The tumor xenograft tissue blocks were cut into4-μm sections and fixed with formalin, embedded with paraffin. Samples were first incubated with primary antibodies against phospho-ERK, -JNK and -p38, and then incubated with a biotinylated secondary antibody using the ChemMate EnVision Kit (K5001, DAKO, Hamburg, Germany). All stained sections were examined under a light microscope at a magnification of × 200. For the histological analysis, the sections were stained with H&E, according to the manufacturer’s instructions.

Statistical analysis

The data are expressed as the mean±S.D. Significant differences between the two groups were determined by Student’s t-test, and P<0.05 was considered to be statistically significant.

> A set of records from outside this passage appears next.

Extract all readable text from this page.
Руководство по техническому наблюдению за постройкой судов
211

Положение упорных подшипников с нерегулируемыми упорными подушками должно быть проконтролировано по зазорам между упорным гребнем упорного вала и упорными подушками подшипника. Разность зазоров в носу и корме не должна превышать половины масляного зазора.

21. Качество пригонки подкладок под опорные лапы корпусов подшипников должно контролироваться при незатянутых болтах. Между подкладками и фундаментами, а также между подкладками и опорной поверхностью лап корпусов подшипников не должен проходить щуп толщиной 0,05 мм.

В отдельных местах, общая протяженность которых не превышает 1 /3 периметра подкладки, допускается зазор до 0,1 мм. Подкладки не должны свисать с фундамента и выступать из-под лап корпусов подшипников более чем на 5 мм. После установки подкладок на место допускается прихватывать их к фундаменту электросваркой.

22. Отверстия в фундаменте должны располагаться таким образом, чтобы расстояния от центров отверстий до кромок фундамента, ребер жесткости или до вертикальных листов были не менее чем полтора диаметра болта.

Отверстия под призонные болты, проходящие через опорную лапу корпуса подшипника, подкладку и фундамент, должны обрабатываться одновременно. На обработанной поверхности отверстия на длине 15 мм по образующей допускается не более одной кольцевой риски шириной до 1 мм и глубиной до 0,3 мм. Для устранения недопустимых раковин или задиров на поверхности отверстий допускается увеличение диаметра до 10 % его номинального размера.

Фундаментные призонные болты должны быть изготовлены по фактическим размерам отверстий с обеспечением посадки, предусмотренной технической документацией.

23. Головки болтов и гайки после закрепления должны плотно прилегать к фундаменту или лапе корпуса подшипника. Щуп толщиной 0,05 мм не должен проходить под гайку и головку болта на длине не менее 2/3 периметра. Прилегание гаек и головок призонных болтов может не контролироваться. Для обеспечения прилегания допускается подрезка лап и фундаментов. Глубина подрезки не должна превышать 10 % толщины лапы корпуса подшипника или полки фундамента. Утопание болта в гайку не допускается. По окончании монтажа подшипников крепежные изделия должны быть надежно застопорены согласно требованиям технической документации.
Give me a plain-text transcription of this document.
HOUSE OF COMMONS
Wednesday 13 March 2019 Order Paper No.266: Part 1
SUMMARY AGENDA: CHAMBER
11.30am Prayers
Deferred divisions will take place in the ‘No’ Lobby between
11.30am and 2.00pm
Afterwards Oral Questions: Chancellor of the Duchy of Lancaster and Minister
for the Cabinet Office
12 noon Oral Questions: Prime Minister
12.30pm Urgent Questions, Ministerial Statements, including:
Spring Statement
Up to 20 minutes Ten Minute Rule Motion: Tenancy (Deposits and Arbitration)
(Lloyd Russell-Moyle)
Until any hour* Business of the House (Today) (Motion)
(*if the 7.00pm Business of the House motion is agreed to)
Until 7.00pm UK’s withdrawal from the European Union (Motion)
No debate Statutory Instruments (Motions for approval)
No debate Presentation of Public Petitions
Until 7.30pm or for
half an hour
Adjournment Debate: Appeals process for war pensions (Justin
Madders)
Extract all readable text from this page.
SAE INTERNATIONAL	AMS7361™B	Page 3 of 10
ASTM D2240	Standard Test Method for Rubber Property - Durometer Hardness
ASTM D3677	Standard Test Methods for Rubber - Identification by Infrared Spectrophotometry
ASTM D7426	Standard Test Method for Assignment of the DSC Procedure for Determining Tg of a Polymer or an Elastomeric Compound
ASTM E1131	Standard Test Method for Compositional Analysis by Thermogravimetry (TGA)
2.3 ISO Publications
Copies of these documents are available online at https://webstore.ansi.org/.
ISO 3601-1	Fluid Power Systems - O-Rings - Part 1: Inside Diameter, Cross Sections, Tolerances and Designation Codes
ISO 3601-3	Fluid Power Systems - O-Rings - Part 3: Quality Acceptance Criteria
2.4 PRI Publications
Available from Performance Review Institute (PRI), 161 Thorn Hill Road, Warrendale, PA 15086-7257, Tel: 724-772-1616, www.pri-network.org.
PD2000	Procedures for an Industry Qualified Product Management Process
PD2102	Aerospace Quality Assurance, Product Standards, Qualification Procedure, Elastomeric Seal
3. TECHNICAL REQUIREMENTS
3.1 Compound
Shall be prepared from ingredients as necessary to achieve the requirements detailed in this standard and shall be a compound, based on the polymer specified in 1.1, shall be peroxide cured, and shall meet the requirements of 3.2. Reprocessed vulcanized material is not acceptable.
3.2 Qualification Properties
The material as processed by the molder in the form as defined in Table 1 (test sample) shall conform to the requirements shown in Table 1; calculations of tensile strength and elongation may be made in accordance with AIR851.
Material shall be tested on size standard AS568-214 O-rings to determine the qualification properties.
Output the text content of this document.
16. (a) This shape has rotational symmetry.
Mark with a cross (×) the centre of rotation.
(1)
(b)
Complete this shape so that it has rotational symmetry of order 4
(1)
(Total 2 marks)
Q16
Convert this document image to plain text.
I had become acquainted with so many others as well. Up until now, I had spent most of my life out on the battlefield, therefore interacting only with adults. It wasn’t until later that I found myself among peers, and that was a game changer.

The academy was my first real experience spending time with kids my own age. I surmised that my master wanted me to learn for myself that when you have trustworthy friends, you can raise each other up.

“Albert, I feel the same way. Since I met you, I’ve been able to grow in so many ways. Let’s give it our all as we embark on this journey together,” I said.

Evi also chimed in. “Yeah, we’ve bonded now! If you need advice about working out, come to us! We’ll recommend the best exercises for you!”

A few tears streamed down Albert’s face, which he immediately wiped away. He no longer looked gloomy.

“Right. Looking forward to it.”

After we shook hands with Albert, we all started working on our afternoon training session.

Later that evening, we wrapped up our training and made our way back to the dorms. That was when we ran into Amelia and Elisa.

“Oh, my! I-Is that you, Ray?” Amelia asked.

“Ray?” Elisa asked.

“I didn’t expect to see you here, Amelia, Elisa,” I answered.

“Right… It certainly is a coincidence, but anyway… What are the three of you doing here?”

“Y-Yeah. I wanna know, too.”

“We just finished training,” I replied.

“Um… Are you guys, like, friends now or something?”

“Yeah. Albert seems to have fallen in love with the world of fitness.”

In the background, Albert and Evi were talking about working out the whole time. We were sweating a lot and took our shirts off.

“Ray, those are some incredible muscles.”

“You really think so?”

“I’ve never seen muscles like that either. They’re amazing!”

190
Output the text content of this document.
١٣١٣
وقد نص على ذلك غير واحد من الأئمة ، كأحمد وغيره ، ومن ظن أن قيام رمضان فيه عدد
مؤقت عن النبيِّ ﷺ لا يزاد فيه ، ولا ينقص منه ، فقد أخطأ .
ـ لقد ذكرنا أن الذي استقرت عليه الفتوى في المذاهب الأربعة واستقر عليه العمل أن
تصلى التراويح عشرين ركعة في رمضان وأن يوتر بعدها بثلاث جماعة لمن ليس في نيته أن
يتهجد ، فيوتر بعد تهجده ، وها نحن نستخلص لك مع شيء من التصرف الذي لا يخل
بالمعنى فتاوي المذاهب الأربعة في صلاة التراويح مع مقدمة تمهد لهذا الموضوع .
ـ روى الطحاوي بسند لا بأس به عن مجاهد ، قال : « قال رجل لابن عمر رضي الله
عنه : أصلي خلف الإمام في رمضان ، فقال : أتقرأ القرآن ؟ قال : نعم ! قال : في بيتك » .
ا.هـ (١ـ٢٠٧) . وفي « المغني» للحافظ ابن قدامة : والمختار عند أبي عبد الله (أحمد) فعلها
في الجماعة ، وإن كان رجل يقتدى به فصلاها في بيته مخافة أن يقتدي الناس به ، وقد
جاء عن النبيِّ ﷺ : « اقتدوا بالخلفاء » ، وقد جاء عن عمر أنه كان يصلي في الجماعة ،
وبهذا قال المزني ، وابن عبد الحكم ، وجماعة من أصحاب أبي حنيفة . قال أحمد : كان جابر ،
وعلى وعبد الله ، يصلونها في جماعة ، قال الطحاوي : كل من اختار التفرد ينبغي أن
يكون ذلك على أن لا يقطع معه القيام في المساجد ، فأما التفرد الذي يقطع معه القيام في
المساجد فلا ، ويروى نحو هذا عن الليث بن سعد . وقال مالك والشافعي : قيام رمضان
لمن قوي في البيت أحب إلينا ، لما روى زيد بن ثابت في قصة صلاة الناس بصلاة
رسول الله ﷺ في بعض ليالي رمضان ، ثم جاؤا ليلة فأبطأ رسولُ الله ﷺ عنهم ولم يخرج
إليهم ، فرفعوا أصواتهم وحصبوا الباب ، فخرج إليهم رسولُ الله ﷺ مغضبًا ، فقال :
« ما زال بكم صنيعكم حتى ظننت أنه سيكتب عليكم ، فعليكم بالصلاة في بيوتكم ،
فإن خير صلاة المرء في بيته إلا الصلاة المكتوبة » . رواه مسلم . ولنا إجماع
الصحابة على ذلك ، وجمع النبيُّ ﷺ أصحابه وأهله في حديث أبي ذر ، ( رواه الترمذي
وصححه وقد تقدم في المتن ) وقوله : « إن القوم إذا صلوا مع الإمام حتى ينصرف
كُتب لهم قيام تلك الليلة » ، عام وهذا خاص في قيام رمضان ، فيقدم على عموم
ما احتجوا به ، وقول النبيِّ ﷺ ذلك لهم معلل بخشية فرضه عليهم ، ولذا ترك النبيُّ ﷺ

Prediction of possible targets for WB

To predict the possible protein targets for WB, ligand–protein INVDOCK program was applied to identify protein cavities that WB can directly bind to. As Ras–GTP is a common upstream activator of MAPK, its 3-D structure was used to verify the targeting of WB.

SPR biosensor analysis

SPR biosensor analysis was used to verify the binding of WB to Ras–GTP protein and RasN17 protein, which were analyzed by the Center for Bio-information Technology, Chinese Academy of Sciences Shanghai, China, using an SPR-based Biacore T100 instrument (GE Healthcare, Pittsburgh, PA, USA), as described previously.⁵² In brief, the proteins were immobilized on a CM5 sensor chip in 7000 RU according to the standard primary amine-coupling procedures. WB was diluted to different concentrations with a constant DMSO concentration of 0.5% in running buffer, and it was then injected into the channels for protein binding at a flow rate of 10 μl/min, followed by washing with the running buffer. The K_D=K_off/K_on (where, K_D=equilibrium dissociation constant, K_on=association rate constant and K_off=dissociation rate constant) were determined by analysis of the sensorgram curves obtained at different concentrations of WB by use of BIA evaluation v4.1 (Biacore).